Speaking in Strasbourg during a seminar on the European dimension of transfrontier co-operation, the Secretary General of the Congress, Ulrich Bohner, recalled the role performed for 60 years by the Council of Europe in this field, while advocating a boost to this co-operation.

Question: The Council of Europe was the first to promote transfrontier co-operation at European level, but the European Union also concerns itself with this subject; how is co-operation between these two entities organised?

Ulrich Bohner: May I recall that the mere choice of Strasbourg as the Council of Europe headquarters back in 1949 signified the resolve of 10 founding countries to establish the Organisation on a border, precisely in order to overcome the conflicts generated by borders, those “scars of history” as they were called by Denis de Rougemont. In 1980 in Madrid, the Council of Europe adopted the first outline convention on transfrontier co-operation, which allowed it to take off. Today many regions of the European Union are engaged in co-operation programmes, like the Interreg programmes, but we make sure that the regions of the Union non-member countries too are able to carry on such actions among themselves: therein lies the entire meaning of a new protocol to the Madrid convention, which will enable one member state’s local and regional government to intervene in another state to provide specific services there, for example in environment or health. That might concern countries like Ukraine and Russia or Turkey and Georgia.

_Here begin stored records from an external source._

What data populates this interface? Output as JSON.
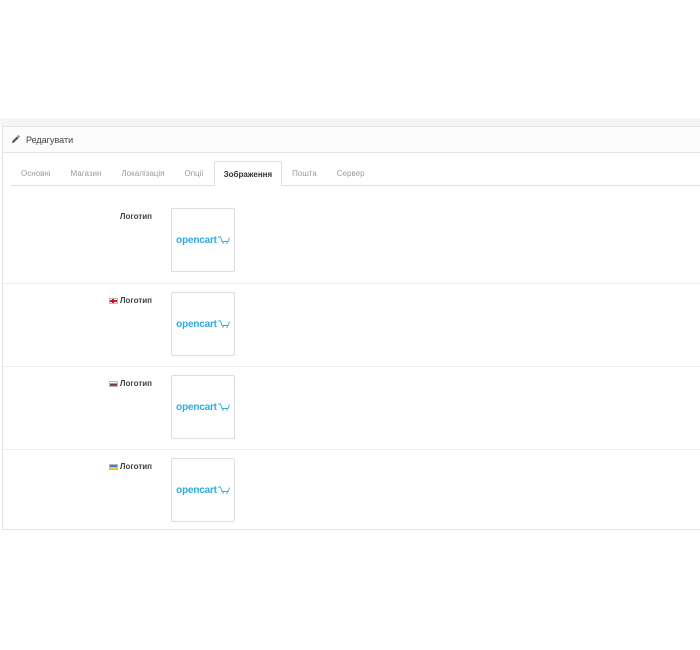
{
  "panel": {
    "title": "Редагувати",
    "icon": "pencil-icon"
  },
  "tabs": [
    {
      "label": "Основні",
      "active": false
    },
    {
      "label": "Магазин",
      "active": false
    },
    {
      "label": "Локалізація",
      "active": false
    },
    {
      "label": "Опції",
      "active": false
    },
    {
      "label": "Зображення",
      "active": true
    },
    {
      "label": "Пошта",
      "active": false
    },
    {
      "label": "Сервер",
      "active": false
    }
  ],
  "rows": [
    {
      "label": "Логотип",
      "flag": null,
      "logo_text": "opencart"
    },
    {
      "label": "Логотип",
      "flag": "gb-flag-icon",
      "logo_text": "opencart"
    },
    {
      "label": "Логотип",
      "flag": "ru-flag-icon",
      "logo_text": "opencart"
    },
    {
      "label": "Логотип",
      "flag": "ua-flag-icon",
      "logo_text": "opencart"
    }
  ],
  "colors": {
    "logo": "#2aace2",
    "active_tab_text": "#333333",
    "inactive_tab_text": "#9c9c9c"
  }
}
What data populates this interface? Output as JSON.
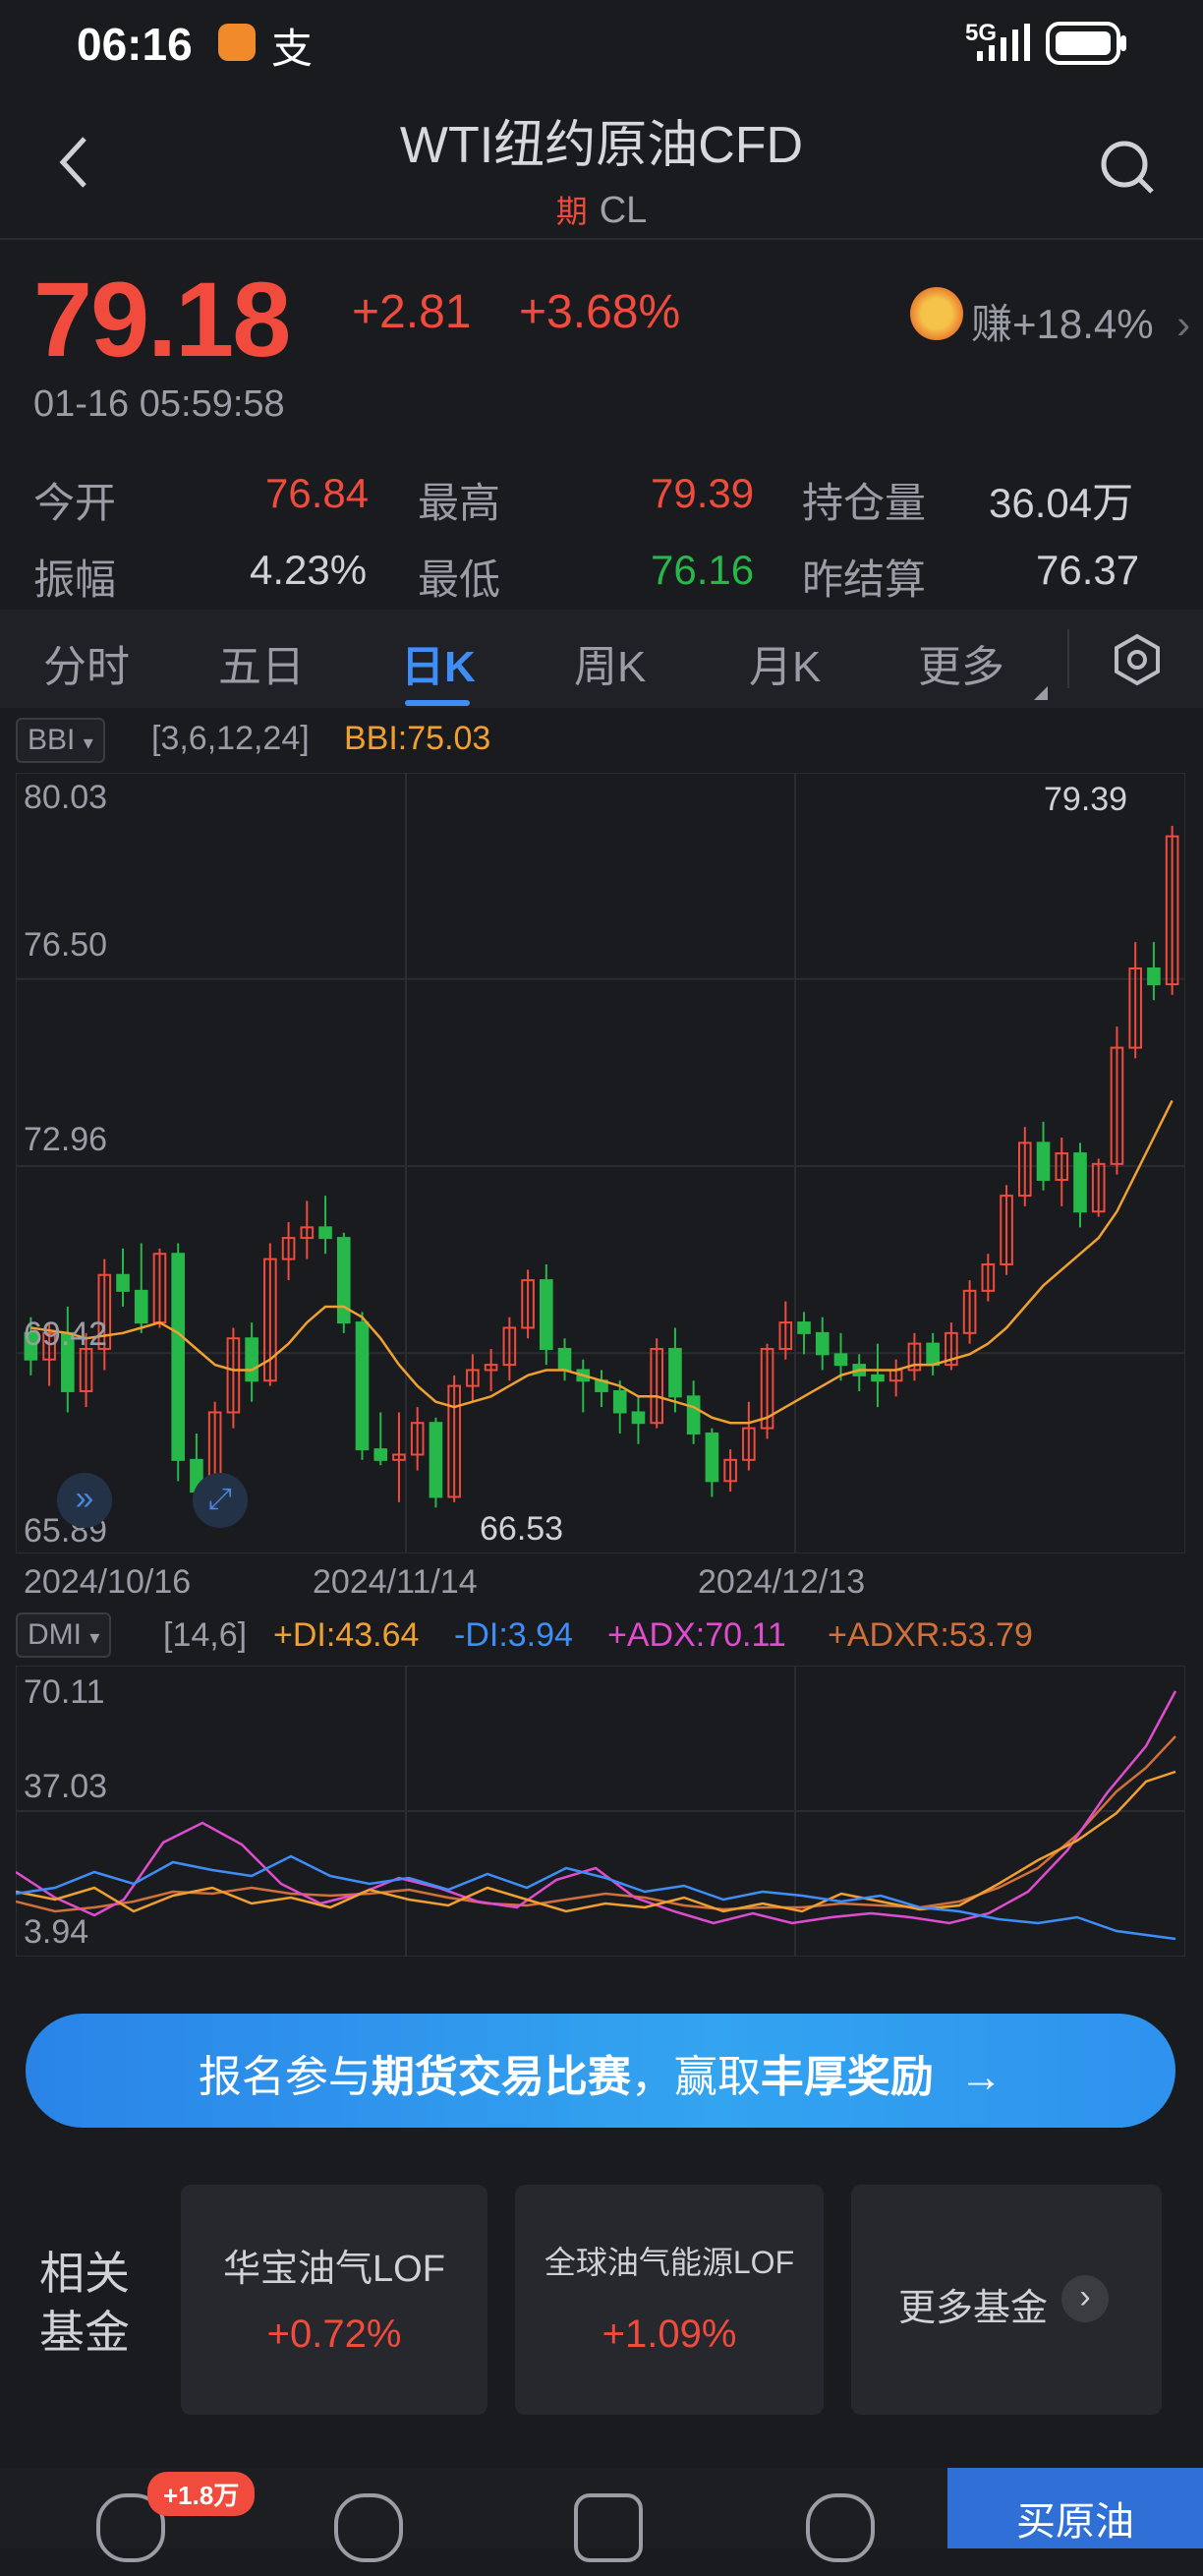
{
  "status_bar": {
    "time": "06:16",
    "signal": "5G"
  },
  "header": {
    "title": "WTI纽约原油CFD",
    "badge": "期",
    "code": "CL"
  },
  "quote": {
    "price": "79.18",
    "change": "+2.81",
    "change_pct": "+3.68%",
    "timestamp": "01-16 05:59:58",
    "earn_label": "赚+18.4%"
  },
  "stats": [
    {
      "label": "今开",
      "value": "76.84",
      "color": "red"
    },
    {
      "label": "最高",
      "value": "79.39",
      "color": "red"
    },
    {
      "label": "持仓量",
      "value": "36.04万",
      "color": "neutral"
    },
    {
      "label": "振幅",
      "value": "4.23%",
      "color": "neutral"
    },
    {
      "label": "最低",
      "value": "76.16",
      "color": "green"
    },
    {
      "label": "昨结算",
      "value": "76.37",
      "color": "neutral"
    }
  ],
  "tabs": [
    "分时",
    "五日",
    "日K",
    "周K",
    "月K",
    "更多"
  ],
  "active_tab": "日K",
  "main_indicator": {
    "name": "BBI",
    "params": "[3,6,12,24]",
    "value": "BBI:75.03"
  },
  "price_axis": [
    "80.03",
    "76.50",
    "72.96",
    "69.42",
    "65.89"
  ],
  "max_marker": "79.39",
  "min_marker": "66.53",
  "date_axis": [
    "2024/10/16",
    "2024/11/14",
    "2024/12/13"
  ],
  "dmi": {
    "name": "DMI",
    "params": "[14,6]",
    "pdi": "+DI:43.64",
    "mdi": "-DI:3.94",
    "adx": "+ADX:70.11",
    "adxr": "+ADXR:53.79",
    "axis": [
      "70.11",
      "37.03",
      "3.94"
    ]
  },
  "colors": {
    "up": "#f04b3c",
    "down": "#27b84a",
    "bbi": "#f0a030",
    "pdi": "#f0a030",
    "mdi": "#3e8ef7",
    "adx": "#e04cd0",
    "adxr": "#d0703a",
    "accent": "#3e8ef7"
  },
  "chart_data": {
    "type": "candlestick",
    "ylim": [
      65.89,
      80.03
    ],
    "ohlc": [
      [
        69.8,
        70.1,
        69.0,
        69.3
      ],
      [
        69.3,
        70.0,
        68.8,
        69.8
      ],
      [
        69.8,
        70.3,
        68.3,
        68.7
      ],
      [
        68.7,
        69.8,
        68.4,
        69.5
      ],
      [
        69.5,
        71.2,
        69.1,
        70.9
      ],
      [
        70.9,
        71.4,
        70.3,
        70.6
      ],
      [
        70.6,
        71.5,
        69.8,
        70.0
      ],
      [
        70.0,
        71.4,
        69.9,
        71.3
      ],
      [
        71.3,
        71.5,
        67.0,
        67.4
      ],
      [
        67.4,
        67.9,
        66.6,
        66.8
      ],
      [
        66.8,
        68.5,
        66.5,
        68.3
      ],
      [
        68.3,
        69.9,
        68.0,
        69.7
      ],
      [
        69.7,
        70.0,
        68.5,
        68.9
      ],
      [
        68.9,
        71.5,
        68.8,
        71.2
      ],
      [
        71.2,
        71.9,
        70.8,
        71.6
      ],
      [
        71.6,
        72.3,
        71.2,
        71.8
      ],
      [
        71.8,
        72.4,
        71.3,
        71.6
      ],
      [
        71.6,
        71.7,
        69.8,
        70.0
      ],
      [
        70.0,
        70.2,
        67.4,
        67.6
      ],
      [
        67.6,
        68.3,
        67.3,
        67.4
      ],
      [
        67.4,
        68.3,
        66.6,
        67.5
      ],
      [
        67.5,
        68.4,
        67.2,
        68.1
      ],
      [
        68.1,
        68.2,
        66.5,
        66.7
      ],
      [
        66.7,
        69.0,
        66.6,
        68.8
      ],
      [
        68.8,
        69.4,
        68.5,
        69.1
      ],
      [
        69.1,
        69.5,
        68.7,
        69.2
      ],
      [
        69.2,
        70.1,
        68.9,
        69.9
      ],
      [
        69.9,
        71.0,
        69.7,
        70.8
      ],
      [
        70.8,
        71.1,
        69.2,
        69.5
      ],
      [
        69.5,
        69.7,
        68.9,
        69.1
      ],
      [
        69.1,
        69.3,
        68.3,
        68.9
      ],
      [
        68.9,
        69.1,
        68.4,
        68.7
      ],
      [
        68.7,
        68.9,
        67.9,
        68.3
      ],
      [
        68.3,
        68.6,
        67.7,
        68.1
      ],
      [
        68.1,
        69.7,
        68.0,
        69.5
      ],
      [
        69.5,
        69.9,
        68.3,
        68.6
      ],
      [
        68.6,
        68.9,
        67.7,
        67.9
      ],
      [
        67.9,
        68.0,
        66.7,
        67.0
      ],
      [
        67.0,
        67.6,
        66.8,
        67.4
      ],
      [
        67.4,
        68.5,
        67.2,
        68.0
      ],
      [
        68.0,
        69.6,
        67.8,
        69.5
      ],
      [
        69.5,
        70.4,
        69.3,
        70.0
      ],
      [
        70.0,
        70.2,
        69.4,
        69.8
      ],
      [
        69.8,
        70.1,
        69.1,
        69.4
      ],
      [
        69.4,
        69.8,
        68.9,
        69.2
      ],
      [
        69.2,
        69.4,
        68.7,
        69.0
      ],
      [
        69.0,
        69.6,
        68.4,
        68.9
      ],
      [
        68.9,
        69.3,
        68.6,
        69.1
      ],
      [
        69.1,
        69.8,
        68.9,
        69.6
      ],
      [
        69.6,
        69.8,
        69.0,
        69.2
      ],
      [
        69.2,
        70.0,
        69.1,
        69.8
      ],
      [
        69.8,
        70.8,
        69.6,
        70.6
      ],
      [
        70.6,
        71.3,
        70.4,
        71.1
      ],
      [
        71.1,
        72.6,
        70.9,
        72.4
      ],
      [
        72.4,
        73.7,
        72.2,
        73.4
      ],
      [
        73.4,
        73.8,
        72.5,
        72.7
      ],
      [
        72.7,
        73.5,
        72.2,
        73.2
      ],
      [
        73.2,
        73.4,
        71.8,
        72.1
      ],
      [
        72.1,
        73.1,
        72.0,
        73.0
      ],
      [
        73.0,
        75.6,
        72.8,
        75.2
      ],
      [
        75.2,
        77.2,
        75.0,
        76.7
      ],
      [
        76.7,
        77.2,
        76.1,
        76.4
      ],
      [
        76.4,
        79.4,
        76.2,
        79.2
      ]
    ],
    "bbi": [
      69.9,
      69.85,
      69.8,
      69.7,
      69.75,
      69.8,
      69.9,
      70.0,
      69.8,
      69.5,
      69.2,
      69.1,
      69.1,
      69.3,
      69.6,
      70.0,
      70.3,
      70.3,
      70.1,
      69.7,
      69.2,
      68.8,
      68.5,
      68.4,
      68.5,
      68.6,
      68.8,
      69.0,
      69.1,
      69.1,
      69.0,
      68.9,
      68.8,
      68.6,
      68.6,
      68.5,
      68.4,
      68.2,
      68.1,
      68.1,
      68.2,
      68.4,
      68.6,
      68.8,
      69.0,
      69.1,
      69.1,
      69.1,
      69.2,
      69.2,
      69.3,
      69.4,
      69.6,
      69.9,
      70.3,
      70.7,
      71.0,
      71.3,
      71.6,
      72.1,
      72.8,
      73.5,
      74.2
    ]
  }
}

Question: What are the main thrusts at present of Congress policy on transfrontier co-operation?

Ulrich Bohner: Besides the major work of training and study which we pursue throughout Europe with regular staging of conferences and seminars, we have created the concept of Euroregions, around the three main semi-landlocked seas of Europe – the Adriatic, the Baltic and the Black Sea. The Adriatic Euroregion holds promise and illustrates the progress of co-operation between member countries of the Union and others not belonging to it except well into the future. The Black Sea Euroregion was launched in September 2008, but this project is less advanced principally because the local authorities of all the participating countries do not have the same degree of power and autonomy.

Question: To you, is this autonomy of local authorities the key to transfrontier co-operation?

Ulrich Bohner: Plainly, devolution alone can give local authorities enough latitude to let them collaborate effectively with their counterparts on the other side of a border. Transfrontier co-operation depends on the furtherance of local and regional democracy and presupposes that elected representatives are well-trained, acting in the framework of effective local administrations. The Congress bears this political message, and it needs to be constantly recalled that transfrontier co-operation, far from just a factor of stability, is also a leading instrument of economic development.